Siyasi Riskler ve Toplumsal Algı
İktidar kanadında ise "İmralı ziyaretinin toplumsal kabulünün düşük olduğu ve siyasi maliyetinin yüksek olacağı" görüşü hakim. Bu nedenle sürecin son derece temkinli yürütülmesi gerektiği belirtiliyor. Bu durum, vekillerin yasal güvence taleplerini daha da artırıyor. Zira, siyasi maliyetin yüksek olacağı bir ortamda, herhangi bir yasal koruma olmaksızın İmralı'ya gitmek, vekiller için büyük bir risk teşkil ediyor.
MHP Genel Başkanı Devlet Bahçeli'nin "Korkuya, kaygıya, çekinmeye gerek yok. Milletvekillerinin İmralı'ya gidip ilk ağızdan ihtiyaç duyulan mesajları alması süreci güçlendirir. MHP bu heyete katılmaya hazırdır" şeklindeki açıklaması, kulislerde yeterli bir "garanti" olarak görülmüyor. Vekillerin çoğu, yazılı ve açık bir yasal koruma olmadan bu ziyaretin siyasi risk taşıdığını düşünüyor.
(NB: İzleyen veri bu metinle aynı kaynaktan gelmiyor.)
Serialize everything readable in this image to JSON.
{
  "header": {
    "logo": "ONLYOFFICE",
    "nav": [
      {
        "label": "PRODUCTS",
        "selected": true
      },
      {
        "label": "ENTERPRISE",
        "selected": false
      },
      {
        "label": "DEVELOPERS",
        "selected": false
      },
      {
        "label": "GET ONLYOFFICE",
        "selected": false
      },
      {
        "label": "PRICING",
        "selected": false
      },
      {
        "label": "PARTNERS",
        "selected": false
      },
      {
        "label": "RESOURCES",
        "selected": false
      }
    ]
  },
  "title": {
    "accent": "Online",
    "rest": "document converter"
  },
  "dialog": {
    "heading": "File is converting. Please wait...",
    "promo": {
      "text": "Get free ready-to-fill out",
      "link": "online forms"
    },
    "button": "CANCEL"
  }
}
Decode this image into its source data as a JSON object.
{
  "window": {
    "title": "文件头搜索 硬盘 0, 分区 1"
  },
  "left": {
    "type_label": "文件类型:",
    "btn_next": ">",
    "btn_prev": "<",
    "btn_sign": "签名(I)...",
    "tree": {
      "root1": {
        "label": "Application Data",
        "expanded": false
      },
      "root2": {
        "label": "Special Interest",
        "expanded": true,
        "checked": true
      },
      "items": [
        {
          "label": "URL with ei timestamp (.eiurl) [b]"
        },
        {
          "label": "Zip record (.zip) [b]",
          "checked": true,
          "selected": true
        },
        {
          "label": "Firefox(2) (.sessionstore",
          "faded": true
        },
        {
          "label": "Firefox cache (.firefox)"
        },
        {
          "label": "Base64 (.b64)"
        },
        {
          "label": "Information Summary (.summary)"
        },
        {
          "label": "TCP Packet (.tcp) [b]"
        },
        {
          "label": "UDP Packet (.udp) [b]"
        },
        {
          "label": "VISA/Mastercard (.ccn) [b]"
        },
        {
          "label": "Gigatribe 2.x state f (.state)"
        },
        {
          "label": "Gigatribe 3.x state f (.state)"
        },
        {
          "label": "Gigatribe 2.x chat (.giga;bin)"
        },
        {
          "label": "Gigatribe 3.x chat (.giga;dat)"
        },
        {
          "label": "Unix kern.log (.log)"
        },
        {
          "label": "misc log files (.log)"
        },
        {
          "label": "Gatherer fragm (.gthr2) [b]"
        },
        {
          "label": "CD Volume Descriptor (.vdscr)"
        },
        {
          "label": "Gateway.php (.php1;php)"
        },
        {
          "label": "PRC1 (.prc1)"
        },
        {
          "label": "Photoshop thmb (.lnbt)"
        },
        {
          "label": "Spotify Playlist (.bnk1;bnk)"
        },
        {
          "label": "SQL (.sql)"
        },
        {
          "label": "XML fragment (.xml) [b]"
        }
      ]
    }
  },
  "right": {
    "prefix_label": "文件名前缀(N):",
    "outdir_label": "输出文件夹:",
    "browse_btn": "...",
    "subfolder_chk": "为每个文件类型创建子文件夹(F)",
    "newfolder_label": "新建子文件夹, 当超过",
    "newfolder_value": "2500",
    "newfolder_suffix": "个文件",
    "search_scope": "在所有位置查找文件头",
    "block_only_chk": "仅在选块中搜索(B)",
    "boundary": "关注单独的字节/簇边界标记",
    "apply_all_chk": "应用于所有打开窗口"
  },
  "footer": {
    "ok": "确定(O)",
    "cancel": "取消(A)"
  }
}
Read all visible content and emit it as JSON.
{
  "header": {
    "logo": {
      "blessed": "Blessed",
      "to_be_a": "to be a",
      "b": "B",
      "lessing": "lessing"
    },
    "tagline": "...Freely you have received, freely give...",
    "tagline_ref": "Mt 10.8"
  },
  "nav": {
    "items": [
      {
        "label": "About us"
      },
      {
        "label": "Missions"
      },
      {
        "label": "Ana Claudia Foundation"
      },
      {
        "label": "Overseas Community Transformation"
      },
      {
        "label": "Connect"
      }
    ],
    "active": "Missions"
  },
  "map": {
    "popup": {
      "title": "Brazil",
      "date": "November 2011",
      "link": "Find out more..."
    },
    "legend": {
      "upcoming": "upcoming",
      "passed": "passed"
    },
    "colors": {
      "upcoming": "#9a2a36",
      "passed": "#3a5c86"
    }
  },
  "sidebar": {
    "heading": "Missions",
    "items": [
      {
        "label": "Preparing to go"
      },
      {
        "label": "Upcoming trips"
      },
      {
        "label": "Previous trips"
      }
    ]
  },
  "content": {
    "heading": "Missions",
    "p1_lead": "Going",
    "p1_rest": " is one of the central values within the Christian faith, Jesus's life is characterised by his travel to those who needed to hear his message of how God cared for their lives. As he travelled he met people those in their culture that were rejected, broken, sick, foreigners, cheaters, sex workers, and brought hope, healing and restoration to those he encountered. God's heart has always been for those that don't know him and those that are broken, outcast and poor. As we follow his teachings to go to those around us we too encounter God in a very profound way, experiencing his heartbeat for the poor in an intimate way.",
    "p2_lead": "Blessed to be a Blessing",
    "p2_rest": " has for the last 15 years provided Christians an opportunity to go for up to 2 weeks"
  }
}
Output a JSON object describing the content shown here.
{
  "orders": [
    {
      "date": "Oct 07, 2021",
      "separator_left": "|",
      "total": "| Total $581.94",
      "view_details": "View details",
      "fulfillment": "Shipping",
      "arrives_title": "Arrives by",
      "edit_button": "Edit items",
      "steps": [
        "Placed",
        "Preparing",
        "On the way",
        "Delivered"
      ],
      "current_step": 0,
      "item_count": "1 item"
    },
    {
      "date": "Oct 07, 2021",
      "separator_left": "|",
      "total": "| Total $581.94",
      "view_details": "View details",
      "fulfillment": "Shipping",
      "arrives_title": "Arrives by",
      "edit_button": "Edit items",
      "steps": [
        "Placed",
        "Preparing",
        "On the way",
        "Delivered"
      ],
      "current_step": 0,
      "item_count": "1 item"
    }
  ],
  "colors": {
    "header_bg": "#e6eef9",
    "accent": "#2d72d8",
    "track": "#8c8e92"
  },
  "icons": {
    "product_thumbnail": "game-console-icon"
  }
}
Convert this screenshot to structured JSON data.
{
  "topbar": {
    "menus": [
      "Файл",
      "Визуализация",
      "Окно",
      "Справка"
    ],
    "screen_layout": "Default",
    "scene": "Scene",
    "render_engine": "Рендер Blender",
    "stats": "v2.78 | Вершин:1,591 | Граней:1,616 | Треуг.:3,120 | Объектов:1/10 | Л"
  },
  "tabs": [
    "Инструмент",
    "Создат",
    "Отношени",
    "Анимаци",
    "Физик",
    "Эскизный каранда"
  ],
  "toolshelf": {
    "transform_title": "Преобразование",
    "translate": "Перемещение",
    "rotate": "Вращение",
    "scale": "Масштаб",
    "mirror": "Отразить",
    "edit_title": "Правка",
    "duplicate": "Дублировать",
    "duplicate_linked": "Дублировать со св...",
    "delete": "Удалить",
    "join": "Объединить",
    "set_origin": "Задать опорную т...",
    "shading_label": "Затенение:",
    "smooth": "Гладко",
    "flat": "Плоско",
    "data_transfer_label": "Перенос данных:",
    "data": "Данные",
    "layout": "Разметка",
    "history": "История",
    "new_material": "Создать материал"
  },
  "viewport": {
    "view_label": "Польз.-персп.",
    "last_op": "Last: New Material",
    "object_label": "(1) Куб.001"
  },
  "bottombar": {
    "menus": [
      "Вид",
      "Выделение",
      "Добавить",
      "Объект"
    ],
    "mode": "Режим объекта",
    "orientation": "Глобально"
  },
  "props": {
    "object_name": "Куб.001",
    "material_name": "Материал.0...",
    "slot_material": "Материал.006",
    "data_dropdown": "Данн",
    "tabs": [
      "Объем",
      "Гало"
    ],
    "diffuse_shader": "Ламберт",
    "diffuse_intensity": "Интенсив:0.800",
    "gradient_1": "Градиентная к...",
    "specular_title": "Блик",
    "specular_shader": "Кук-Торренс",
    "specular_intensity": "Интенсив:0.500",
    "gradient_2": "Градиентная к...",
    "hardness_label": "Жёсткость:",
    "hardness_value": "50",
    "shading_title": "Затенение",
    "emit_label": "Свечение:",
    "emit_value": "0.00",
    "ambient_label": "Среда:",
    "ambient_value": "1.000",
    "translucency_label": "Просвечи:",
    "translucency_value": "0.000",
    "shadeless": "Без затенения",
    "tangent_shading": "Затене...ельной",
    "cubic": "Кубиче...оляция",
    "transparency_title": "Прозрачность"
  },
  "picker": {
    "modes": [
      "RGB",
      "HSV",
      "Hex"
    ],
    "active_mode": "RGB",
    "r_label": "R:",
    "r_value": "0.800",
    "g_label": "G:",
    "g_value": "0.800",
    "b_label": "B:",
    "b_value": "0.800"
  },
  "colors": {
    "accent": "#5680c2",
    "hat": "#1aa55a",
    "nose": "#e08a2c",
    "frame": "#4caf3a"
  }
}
Çözüm Sürecinde Yaşananlar ve Siyasi Sonuçları
Birinci çözüm süreci kapsamında 2014'te İmralı Heyeti üyesi olan Sırrı Süreyya Önder, Kandil'de çekilen fotoğraflar nedeniyle "örgüt üyeliği" ve "örgüt propagandası" suçlamalarıyla yargılanmıştı. Önder ayrıca Diyarbakır'daki Nevruz kutlamasında yaptığı konuşma nedeniyle de "halkı kin ve düşmanlığa tahrik" ile suçlanmıştı. Savcılığa verdiği ifadede "Bunlar bütün Türkiye ve dünyanın gözü önünde oldu" diyerek savunma yapan Önder, sonunda beraat etmişti. Ancak bu süreç, Önder'in siyasi kariyerinde derin izler bırakmıştı.
Bu olay, çözüm sürecinde yer alan diğer siyasetçiler için de bir uyarı niteliği taşımıştı. Özellikle, sürece dahil olan vekillerin, gelecekte benzer suçlamalarla karşılaşma ihtimali, siyasi arenada her zaman bir endişe kaynağı olmuştu.
- Sırrı Süreyya Önder'in yaşadıkları
- Vekillerin yasal güvence talebi
- Çözüm sürecinin siyasi riskleri
Sonuç olarak, TBMM'de kurulacak "Terörsüz Türkiye Komisyonu"nun İmralı ziyareti öncesinde yaşanan bu tedirginlik, geçmişte yaşanan olayların ve siyasi risklerin bir yansıması olarak görülebilir. Vekillerin yasal güvence talepleri, sürecin daha sağlıklı ve güvenli bir şekilde yürütülmesi açısından büyük önem taşıyor. Aksi takdirde, geçmişte yaşanan olumsuz örneklerin tekrar etmesi ve sürecin sekteye uğraması kaçınılmaz olabilir.